Inigo Quilez   ::     ::  

Intro



Texturing a polygonal clinder might be more difficult that it semas, due to the seam which is really obvious under mipmapping. One way to fix it is to duplicate some vertices and have unique UVs in them, but that can be expensive or inconvenient (for example, it can mess up the way the normals of the mesh are computed).

A very similar situation happens when rendering a raytraced cylinder, such as when creating a tunnel effect, such as those we usually see in small demos and intros in the demoscene. One easy way to achieve the effect is by simply performing a plane deformation that converts the cartesian coordinates to polar and then inverts the radius. This is equivalent to performing a raytrace from the origin into a cylinder and then apply cylindrical mapping to it. When done in the GPU one probably wants to enable mipmapping in the texture of the tunnel in order to get smooth antialiased pixels in the back of the tunnel, far from the camera. However, when doing so, one often get an artifact in one side of the tunnel where a whole line of pixels (2 lines, to be exact) displays incorrect colors.
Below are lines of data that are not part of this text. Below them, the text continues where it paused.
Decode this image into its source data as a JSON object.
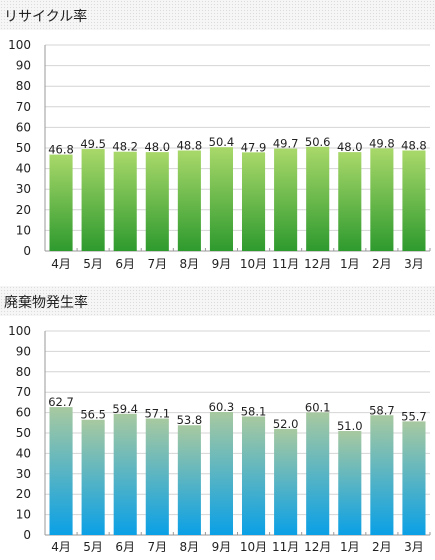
{
  "colors": {
    "panel0": {
      "top": "#a9d86a",
      "bottom": "#2e9a2e"
    },
    "panel1": {
      "top": "#a8c9a0",
      "bottom": "#0aa0e6"
    },
    "grid": "#d4d4d4",
    "axis": "#9a9a9a"
  },
  "chart_data": [
    {
      "type": "bar",
      "title": "リサイクル率",
      "categories": [
        "4月",
        "5月",
        "6月",
        "7月",
        "8月",
        "9月",
        "10月",
        "11月",
        "12月",
        "1月",
        "2月",
        "3月"
      ],
      "values": [
        46.8,
        49.5,
        48.2,
        48.0,
        48.8,
        50.4,
        47.9,
        49.7,
        50.6,
        48.0,
        49.8,
        48.8
      ],
      "value_labels": [
        "46.8",
        "49.5",
        "48.2",
        "48.0",
        "48.8",
        "50.4",
        "47.9",
        "49.7",
        "50.6",
        "48.0",
        "49.8",
        "48.8"
      ],
      "ylim": [
        0,
        100
      ],
      "yticks": [
        "0",
        "10",
        "20",
        "30",
        "40",
        "50",
        "60",
        "70",
        "80",
        "90",
        "100"
      ],
      "grid": true
    },
    {
      "type": "bar",
      "title": "廃棄物発生率",
      "categories": [
        "4月",
        "5月",
        "6月",
        "7月",
        "8月",
        "9月",
        "10月",
        "11月",
        "12月",
        "1月",
        "2月",
        "3月"
      ],
      "values": [
        62.7,
        56.5,
        59.4,
        57.1,
        53.8,
        60.3,
        58.1,
        52.0,
        60.1,
        51.0,
        58.7,
        55.7
      ],
      "value_labels": [
        "62.7",
        "56.5",
        "59.4",
        "57.1",
        "53.8",
        "60.3",
        "58.1",
        "52.0",
        "60.1",
        "51.0",
        "58.7",
        "55.7"
      ],
      "ylim": [
        0,
        100
      ],
      "yticks": [
        "0",
        "10",
        "20",
        "30",
        "40",
        "50",
        "60",
        "70",
        "80",
        "90",
        "100"
      ],
      "grid": true
    }
  ]
}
Rendering with line artifact

Corrected rendering

The Problem



The formula for the tunnel usually is something like this:

vec3 doTunnel( sampler2D sampler, in vec2 uv, in float time ) { // get polar coordinates float a = atan( uv.y, uv.x ); float r = length( uv ); // pack and animate uv = vec2( 1.0/r + time, a/3.1415927 ); // fetch from texture return texture( sampler, uv ).xyz; }

The code makes sense, but it's buggy as we know from the rendered images. The artifact happens only in some conditions. Say the center of the tunnel falls between two pixels p, and p+1. If p is an odd number, then the artifact won't manifest. However, if p is an even number, the line artifact appears.
The reason is that the GPU computes uv derivatives only in blocks of 2x2 pixels. As we know, uv derivatives are needed to estimate how big the footprint of a pixel is in texture space, or in other words, to know how many texels in the texture will be needed during filtering to render this pixel. This information is only computed every other pixel, due to the way the hardware threads work together in the GPU. But basically, if the values of the uv change more than they should for any reason within one of those 2x2 pixels, we'll have problems.
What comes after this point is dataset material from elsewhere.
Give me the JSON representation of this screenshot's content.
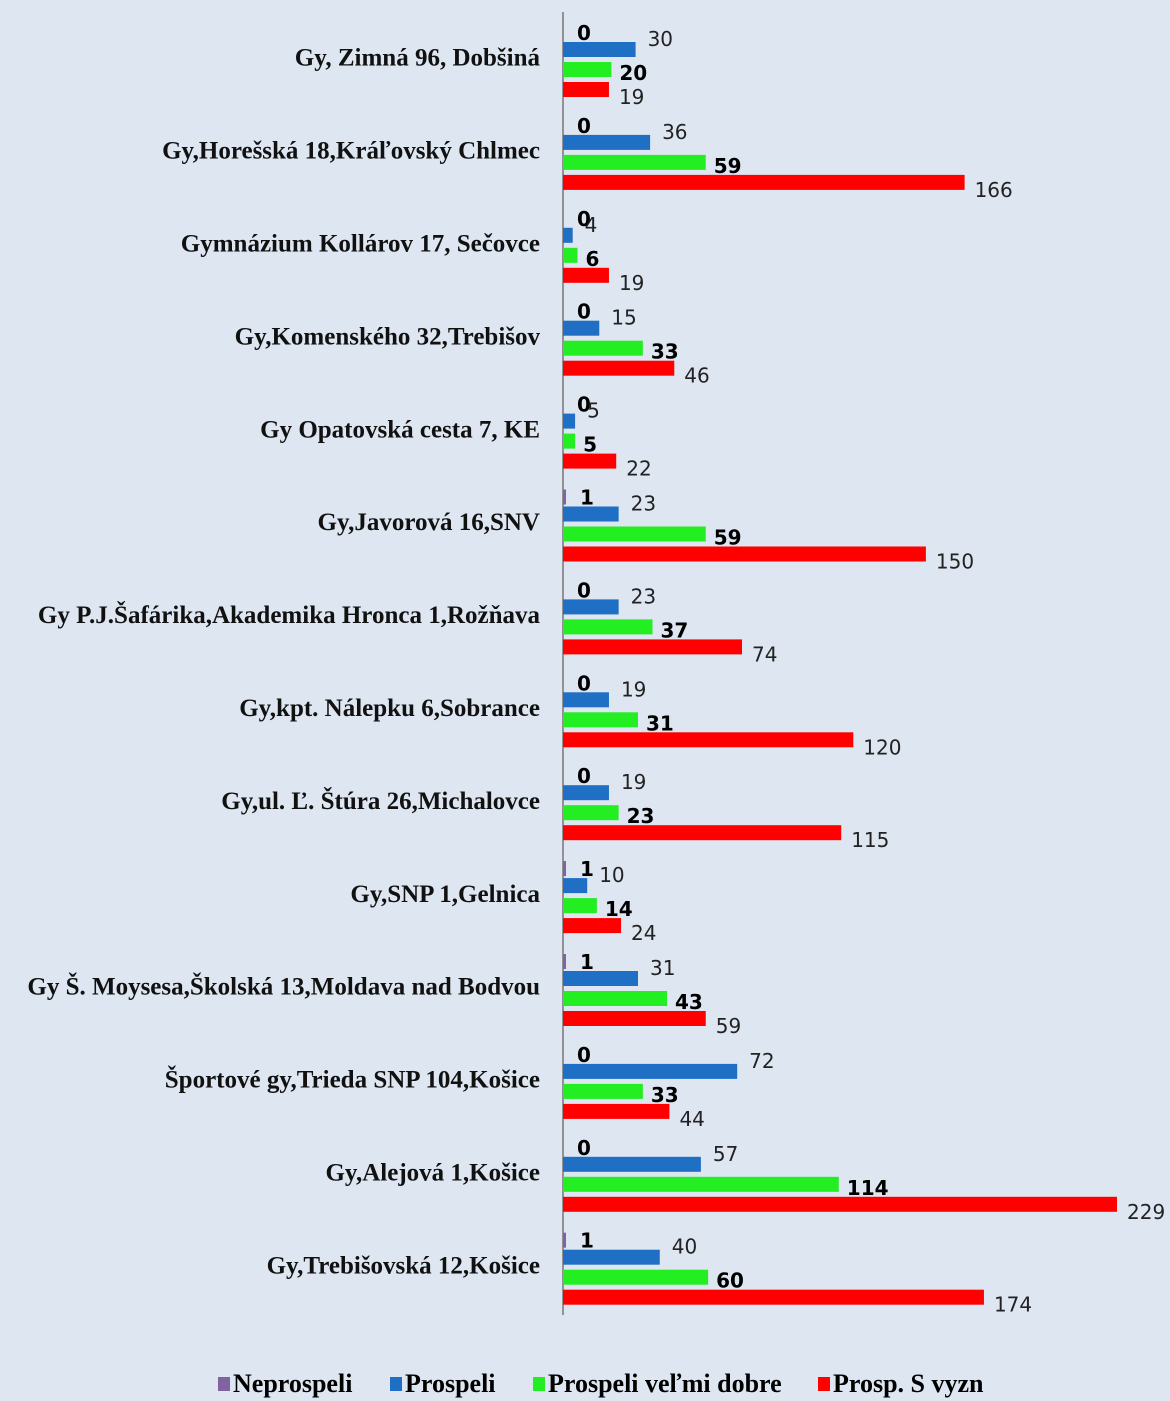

Of course, that's exactly what can happen when the atan() changes from PI to -PI, right at the branch (the -x axis). While everywhere else atan() produces smoothly change values (as you move across pixels atan() produces slowly changing values), for the pixels right above and below the -x axis things change abruptly.

Now, as said before, we can get lucky and it might happen that this change happens exactly between two groups of 2x2 pixels, and therefore never gets registered. In that case, the artifact doesn't happen. But if we are unlucky and we placed our tunnel in the screen such that the -x axis falls exactly inside a 2x2 pixel group, or in other words, if it happens between pixels p and p+1 with an p even number, then the 2x2 pixel quad will register a difference of 2PI in one of the coordinates. That will be enough to push the texture lookup to the smallest levels of the LOD/mip chain, which usually contains the average color of the texture, resulting in the artifact.


The Fix



The fix, as with all other artifacts related to mipmapping and discontinuities in the texture coordinates, is to compute these by hand.

In our case, since the tunnel is symetric, we can use the right side of the tunnel for the derivative computation, and then propagate it to the left side of the tunnel:

vec3 doTunnel( sampler2D sampler, in vec2 uv, in float time ) { // get polar coordinates float a = atan( uv.y, uv.x ); float b = atan( uv.y, abs(uv.x) ); float r = length( uv ); // pack and animate vec2 uvL = vec2( 1.0/r + time, a/3.1415927 ); vec2 uvR = vec2( 1.0/r + time, b/3.1415927 ); // fetch from texture return textureGrad( sampler, uvL, dFdx(uvR), dFdy(uvR)).xyz; }

This fixes the arificat. Of course, if you were concerned by the double call to atan() (you probably shouldn't), you can probably compute only one the right side of it and then adjust for the left side based on some basic trigonometry.